# **Duplicate Emails**

## **Problem Statement**
You are given a table **Person** with the following structure:

### **Table: Person**
| Column Name | Type    |
|------------|--------|
| `Id`       | int    |
| `Email`    | varchar |

### **Objective**
Write a query to return all duplicate emails from the **Person** table.

---

## **Approach 1: PySpark DataFrame API**
### **Steps**
1. **Initialize Spark Session**
2. **Create a DataFrame for `Person` Table**
3. **Group by `Email` and count occurrences**
4. **Filter emails that appear more than once**
5. **Select and display the output**

### **Code**

In [3]:
from pyspark.sql import SparkSession
from pyspark.sql.functions import col, count

# Step 1: Initialize Spark Session
spark = SparkSession.builder.appName("DuplicateEmails").getOrCreate()

# Step 2: Create DataFrame for Person Table
person_data = [
    (1, "a@b.com"),
    (2, "c@d.com"),
    (3, "a@b.com"),
]
person_columns = ["Id", "Email"]

person_df = spark.createDataFrame(person_data, person_columns)

# Step 3: Group by Email and Count Occurrences
duplicate_emails_df = person_df.groupBy("Email").count()

# Step 4: Filter Emails with Count > 1
duplicate_emails_df = duplicate_emails_df.filter(col("count") > 1)

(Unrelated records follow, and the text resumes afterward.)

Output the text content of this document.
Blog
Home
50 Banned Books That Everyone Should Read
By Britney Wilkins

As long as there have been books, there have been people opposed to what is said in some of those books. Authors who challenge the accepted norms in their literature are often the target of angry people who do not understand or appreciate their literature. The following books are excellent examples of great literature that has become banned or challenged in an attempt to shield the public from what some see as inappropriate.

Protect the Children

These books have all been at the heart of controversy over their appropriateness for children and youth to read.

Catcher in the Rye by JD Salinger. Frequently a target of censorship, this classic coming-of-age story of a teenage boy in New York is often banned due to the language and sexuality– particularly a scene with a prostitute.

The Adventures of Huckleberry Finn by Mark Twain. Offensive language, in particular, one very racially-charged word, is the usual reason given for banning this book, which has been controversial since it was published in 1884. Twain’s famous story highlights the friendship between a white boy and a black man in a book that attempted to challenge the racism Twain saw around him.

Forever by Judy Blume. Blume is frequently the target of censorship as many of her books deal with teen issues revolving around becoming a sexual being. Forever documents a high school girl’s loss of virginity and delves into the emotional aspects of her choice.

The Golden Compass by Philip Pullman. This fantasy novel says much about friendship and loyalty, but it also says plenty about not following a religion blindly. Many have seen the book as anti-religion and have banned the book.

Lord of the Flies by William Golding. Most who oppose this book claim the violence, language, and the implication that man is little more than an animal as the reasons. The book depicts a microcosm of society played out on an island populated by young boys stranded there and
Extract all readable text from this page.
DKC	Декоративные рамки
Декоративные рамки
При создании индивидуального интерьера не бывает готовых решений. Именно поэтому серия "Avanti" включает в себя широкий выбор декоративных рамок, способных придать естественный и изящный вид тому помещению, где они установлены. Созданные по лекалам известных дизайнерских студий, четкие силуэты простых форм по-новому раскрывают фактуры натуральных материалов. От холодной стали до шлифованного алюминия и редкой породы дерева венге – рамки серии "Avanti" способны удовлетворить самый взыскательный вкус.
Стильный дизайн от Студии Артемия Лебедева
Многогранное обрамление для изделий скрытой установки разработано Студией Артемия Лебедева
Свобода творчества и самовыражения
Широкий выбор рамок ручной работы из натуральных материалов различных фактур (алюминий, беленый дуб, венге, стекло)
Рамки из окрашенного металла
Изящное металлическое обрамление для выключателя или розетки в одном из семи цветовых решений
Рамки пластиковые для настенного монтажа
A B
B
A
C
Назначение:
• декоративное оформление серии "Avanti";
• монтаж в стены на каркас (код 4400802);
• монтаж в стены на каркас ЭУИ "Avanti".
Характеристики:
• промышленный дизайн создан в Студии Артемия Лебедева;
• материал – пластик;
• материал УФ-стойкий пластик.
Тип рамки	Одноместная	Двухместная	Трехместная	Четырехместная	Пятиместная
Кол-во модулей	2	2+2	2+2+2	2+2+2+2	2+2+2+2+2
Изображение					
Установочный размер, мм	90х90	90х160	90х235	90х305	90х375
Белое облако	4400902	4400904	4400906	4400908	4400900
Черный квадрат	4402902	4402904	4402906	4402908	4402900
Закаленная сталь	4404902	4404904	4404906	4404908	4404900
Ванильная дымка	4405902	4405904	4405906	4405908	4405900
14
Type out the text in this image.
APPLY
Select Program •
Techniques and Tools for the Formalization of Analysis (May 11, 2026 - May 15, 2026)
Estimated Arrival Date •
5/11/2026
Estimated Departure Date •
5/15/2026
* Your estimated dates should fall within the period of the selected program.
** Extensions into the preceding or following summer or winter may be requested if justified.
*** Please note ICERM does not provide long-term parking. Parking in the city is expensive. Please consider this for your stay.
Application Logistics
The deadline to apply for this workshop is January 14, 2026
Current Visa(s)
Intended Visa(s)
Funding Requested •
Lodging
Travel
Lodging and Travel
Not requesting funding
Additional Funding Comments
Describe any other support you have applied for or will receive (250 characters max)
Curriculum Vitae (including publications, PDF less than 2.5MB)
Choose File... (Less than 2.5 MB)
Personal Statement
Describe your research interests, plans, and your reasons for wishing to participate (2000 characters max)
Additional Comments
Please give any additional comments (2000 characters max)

# Step 5: Select Only Email Column
result_df = duplicate_emails_df.select("Email")

# Step 6: Display Output
result_df.show()

StatementMeta(, 11299924-3809-4a59-8769-69d311dc9b6b, 5, Finished, Available, Finished)

+-------+
|  Email|
+-------+
|a@b.com|
+-------+



---

## **Approach 2: SQL Query in PySpark**
### **Steps**
1. **Create Spark Session**
2. **Create DataFrame for `Person` Table**
3. **Register it as a SQL View**
4. **Write and Execute SQL Query**
5. **Display the Output**

### **Code**

In [4]:
# Step 1: Register DataFrame as a SQL View
person_df.createOrReplaceTempView("Person")

# Step 2: Run SQL Query
sql_query = """
SELECT Email 
FROM Person
GROUP BY Email
HAVING COUNT(Email) > 1;
"""

result_sql = spark.sql(sql_query)

# Step 3: Display Output
result_sql.show()

StatementMeta(, 11299924-3809-4a59-8769-69d311dc9b6b, 6, Finished, Available, Finished)

+-------+
|  Email|
+-------+
|a@b.com|
+-------+



---


## **Summary**
| Approach  | Method                      | Steps  |
|-----------|-----------------------------|--------|
| **Approach 1** | PySpark DataFrame API    | Uses `groupBy().count()` and `filter()` |
| **Approach 2** | SQL Query in PySpark     | Uses SQL `GROUP BY` and `HAVING COUNT(Email) > 1` |